Geneva, Nov 8 (IANS): A whopping 7.5 million people worldwide -- the highest ever since records began in 1995 -- were diagnosed with tuberculosis (TB) in 2022, the World Health Organization’s (WHO) 2023 global TB report revealed on Wednesday.
The massive spike is attributed to good recovery in access to and provision of health services in many countries, said the report, featuring data from 192 countries and areas.
It underscored a significant worldwide recovery in the scale-up of TB diagnosis and treatment services in 2022, following the disruptions caused due to Covid-19 pandemic.
However, it also called for accelerated efforts to achieve new targets.
The report showed that India, Indonesia and the Philippines, which together accounted for over 60 per cent of the global reductions in the number of people newly diagnosed with TB in 2020 and 2021, all recovered to beyond 2019 levels in 2022.
“For millennia, our ancestors suffered and died with tuberculosis, without knowing what it was, what caused it, or how to stop it,” said Tedros Adhanom Ghebreyesus, WHO Director-General, in the statement.
“Today, we have knowledge and tools they could only have dreamed of. We have political commitment, and we have an opportunity that no generation in the history of humanity has had: the opportunity to write the final chapter in the story of TB,” he added.
Globally, an estimated 10.6 million people fell ill with TB in 2022, up from 10.3 million in 2021.
Geographically, in 2022, most people who developed TB were in the WHO Regions of South-East Asia (46 per cent), Africa (23 per cent) and the Western Pacific (18 per cent), with smaller proportions in the Eastern Mediterranean (8.1 per cent), the Americas (3.1 per cent) and Europe (2.2 per cent).
The total number of TB-related deaths (including those among people with HIV) was 1.3 million in 2022, down from 1.4 million in 2021.
However, during the 2020-2022 period, Covid-19 disruptions resulted in nearly half a million more deaths from TB. TB continues to be the leading killer among people with HIV.
Multidrug-resistant TB (MDR-TB) remains a public health crisis.
While an estimated 410,000 people developed multidrug-resistant or rifampicin-resistant TB (MDR/RR-TB) in 2022, only about two in five people accessed treatment.

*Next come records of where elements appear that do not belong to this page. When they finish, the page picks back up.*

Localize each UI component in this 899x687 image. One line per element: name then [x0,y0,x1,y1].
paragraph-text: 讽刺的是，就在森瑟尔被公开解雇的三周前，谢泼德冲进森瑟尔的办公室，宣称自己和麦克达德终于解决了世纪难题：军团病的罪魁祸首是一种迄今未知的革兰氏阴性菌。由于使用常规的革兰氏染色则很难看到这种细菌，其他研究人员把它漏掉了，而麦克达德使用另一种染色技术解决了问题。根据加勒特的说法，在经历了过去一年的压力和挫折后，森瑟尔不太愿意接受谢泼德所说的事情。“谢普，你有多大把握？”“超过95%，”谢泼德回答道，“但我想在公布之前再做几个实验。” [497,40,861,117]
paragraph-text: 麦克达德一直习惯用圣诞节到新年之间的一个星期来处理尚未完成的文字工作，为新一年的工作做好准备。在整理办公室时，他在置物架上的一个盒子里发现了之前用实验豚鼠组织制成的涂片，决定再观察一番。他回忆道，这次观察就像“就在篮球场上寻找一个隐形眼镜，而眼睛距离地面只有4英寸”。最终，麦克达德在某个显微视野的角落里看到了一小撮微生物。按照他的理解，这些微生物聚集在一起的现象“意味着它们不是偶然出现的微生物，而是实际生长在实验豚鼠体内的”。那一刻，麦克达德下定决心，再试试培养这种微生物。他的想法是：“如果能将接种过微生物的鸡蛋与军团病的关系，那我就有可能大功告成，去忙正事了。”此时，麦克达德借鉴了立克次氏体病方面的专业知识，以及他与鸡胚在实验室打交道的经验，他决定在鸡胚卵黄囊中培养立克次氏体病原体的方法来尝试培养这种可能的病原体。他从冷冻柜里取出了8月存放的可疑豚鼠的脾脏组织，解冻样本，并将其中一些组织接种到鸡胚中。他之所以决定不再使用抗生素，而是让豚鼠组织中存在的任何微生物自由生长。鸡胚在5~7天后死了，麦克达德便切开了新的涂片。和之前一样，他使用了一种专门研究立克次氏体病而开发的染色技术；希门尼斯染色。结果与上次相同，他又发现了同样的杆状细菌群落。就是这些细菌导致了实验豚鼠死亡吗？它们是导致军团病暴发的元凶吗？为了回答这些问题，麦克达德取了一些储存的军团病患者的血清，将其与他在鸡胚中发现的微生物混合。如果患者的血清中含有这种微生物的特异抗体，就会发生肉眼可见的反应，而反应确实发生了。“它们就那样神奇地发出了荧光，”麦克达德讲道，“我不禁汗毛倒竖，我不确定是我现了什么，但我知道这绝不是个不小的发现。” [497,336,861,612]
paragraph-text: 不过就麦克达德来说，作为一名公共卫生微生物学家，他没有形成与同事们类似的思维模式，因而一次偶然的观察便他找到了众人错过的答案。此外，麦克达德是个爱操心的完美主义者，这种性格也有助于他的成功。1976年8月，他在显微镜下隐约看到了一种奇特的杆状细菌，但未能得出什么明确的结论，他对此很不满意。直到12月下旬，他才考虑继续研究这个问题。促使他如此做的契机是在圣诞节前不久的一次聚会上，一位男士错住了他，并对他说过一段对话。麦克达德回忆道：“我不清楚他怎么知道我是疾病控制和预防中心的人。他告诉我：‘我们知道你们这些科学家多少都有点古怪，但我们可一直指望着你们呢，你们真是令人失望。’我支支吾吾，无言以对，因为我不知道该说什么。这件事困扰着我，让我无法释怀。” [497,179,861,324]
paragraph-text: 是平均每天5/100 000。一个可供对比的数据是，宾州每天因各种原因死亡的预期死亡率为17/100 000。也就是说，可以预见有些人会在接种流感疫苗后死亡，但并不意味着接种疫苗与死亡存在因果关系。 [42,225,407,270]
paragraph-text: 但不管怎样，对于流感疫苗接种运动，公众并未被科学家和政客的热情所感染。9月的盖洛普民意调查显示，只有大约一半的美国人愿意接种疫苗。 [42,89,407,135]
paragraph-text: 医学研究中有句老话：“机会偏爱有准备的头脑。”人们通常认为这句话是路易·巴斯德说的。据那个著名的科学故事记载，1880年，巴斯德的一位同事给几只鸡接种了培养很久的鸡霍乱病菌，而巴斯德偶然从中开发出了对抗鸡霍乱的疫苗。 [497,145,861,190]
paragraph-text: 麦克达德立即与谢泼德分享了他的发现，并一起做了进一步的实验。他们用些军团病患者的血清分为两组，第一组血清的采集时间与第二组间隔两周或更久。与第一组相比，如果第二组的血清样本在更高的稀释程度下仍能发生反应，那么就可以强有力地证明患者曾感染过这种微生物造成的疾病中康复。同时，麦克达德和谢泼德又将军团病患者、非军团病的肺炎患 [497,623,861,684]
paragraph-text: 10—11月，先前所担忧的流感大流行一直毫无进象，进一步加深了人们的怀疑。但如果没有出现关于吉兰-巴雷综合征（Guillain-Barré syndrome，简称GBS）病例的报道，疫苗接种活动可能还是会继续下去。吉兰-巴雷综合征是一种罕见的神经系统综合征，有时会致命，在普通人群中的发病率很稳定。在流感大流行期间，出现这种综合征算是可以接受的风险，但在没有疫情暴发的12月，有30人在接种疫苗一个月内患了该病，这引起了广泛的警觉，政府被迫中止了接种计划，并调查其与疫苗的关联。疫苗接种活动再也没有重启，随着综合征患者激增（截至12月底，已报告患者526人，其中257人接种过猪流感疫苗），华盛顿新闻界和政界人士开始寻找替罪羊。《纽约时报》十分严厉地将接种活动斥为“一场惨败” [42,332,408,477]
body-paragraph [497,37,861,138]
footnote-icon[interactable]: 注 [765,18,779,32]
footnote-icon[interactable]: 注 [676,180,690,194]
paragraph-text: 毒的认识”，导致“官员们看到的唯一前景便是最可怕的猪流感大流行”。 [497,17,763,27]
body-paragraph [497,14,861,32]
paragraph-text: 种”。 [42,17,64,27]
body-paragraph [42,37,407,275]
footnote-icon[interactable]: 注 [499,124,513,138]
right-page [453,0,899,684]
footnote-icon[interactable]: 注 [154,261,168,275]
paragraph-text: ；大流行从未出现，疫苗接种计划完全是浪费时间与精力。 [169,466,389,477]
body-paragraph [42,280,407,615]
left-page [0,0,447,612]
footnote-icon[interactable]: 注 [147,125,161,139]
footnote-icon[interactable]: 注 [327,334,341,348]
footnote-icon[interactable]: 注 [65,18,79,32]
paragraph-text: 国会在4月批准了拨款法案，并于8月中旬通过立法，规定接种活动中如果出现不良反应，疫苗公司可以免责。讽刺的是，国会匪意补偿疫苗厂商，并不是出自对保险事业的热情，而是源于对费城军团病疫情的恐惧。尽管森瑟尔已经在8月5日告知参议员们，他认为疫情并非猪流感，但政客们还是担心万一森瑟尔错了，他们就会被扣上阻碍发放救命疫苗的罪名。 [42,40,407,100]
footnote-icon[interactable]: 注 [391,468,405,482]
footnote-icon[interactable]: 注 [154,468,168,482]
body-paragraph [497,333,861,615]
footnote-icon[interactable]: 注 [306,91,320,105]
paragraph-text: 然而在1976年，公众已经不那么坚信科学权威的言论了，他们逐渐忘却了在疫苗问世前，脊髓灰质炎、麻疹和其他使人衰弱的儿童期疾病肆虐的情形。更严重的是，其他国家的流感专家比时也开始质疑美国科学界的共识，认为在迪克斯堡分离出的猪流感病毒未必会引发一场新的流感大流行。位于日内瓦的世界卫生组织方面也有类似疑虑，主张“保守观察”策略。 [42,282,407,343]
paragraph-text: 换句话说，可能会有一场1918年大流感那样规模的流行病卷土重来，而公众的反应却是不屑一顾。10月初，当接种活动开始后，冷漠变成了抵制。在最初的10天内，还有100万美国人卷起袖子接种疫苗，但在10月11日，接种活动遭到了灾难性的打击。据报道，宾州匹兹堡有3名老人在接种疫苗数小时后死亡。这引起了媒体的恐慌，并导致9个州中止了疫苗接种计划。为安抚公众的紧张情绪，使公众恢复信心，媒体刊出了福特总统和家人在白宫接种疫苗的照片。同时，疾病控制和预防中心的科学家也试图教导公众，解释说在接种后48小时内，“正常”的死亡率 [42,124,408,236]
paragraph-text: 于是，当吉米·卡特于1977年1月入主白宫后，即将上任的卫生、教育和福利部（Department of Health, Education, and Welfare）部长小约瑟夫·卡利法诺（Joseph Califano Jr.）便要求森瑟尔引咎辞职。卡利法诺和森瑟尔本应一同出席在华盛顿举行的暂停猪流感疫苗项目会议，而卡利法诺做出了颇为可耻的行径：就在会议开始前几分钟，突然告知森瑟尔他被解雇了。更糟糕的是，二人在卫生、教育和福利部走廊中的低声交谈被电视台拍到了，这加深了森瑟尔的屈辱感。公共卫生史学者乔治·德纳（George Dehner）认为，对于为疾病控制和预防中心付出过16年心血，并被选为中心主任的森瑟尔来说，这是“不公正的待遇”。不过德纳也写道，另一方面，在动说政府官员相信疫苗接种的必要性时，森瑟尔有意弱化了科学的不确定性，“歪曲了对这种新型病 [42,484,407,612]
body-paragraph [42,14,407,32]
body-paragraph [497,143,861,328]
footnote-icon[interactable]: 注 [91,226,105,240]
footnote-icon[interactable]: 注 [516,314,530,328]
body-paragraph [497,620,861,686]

There is some progress in the development of new TB diagnostics, drugs and vaccines.
However, this is constrained by the overall level of investment in these areas.
Despite significant recovery in 2022, progress was insufficient to meet global TB targets set in 2018 with disruptions caused by the pandemic and ongoing conflicts being major contributing factors.
The net decrease in TB-related deaths from 2015 to 2022 was 19 per cent, falling far short of the WHO End TB Strategy milestone of a 75 per cent reduction by 2025.
About 50 per cent of TB patients and their households face total costs that are catastrophic (direct medical expenditures, non-medical expenditures and indirect costs such as income losses that amount to more than 20 per cent of total household income), far from the WHO End TB Strategy target of zero.
The new targets include reaching 90 per cent of people in need with TB prevention and care services; using a WHO-recommended rapid test as the first method of diagnosing TB; providing a health and social benefit package to all people with TB; ensuring the availability of at least one new TB vaccine that is safe and effective; and closing funding gaps for TB implementation and research by 2027.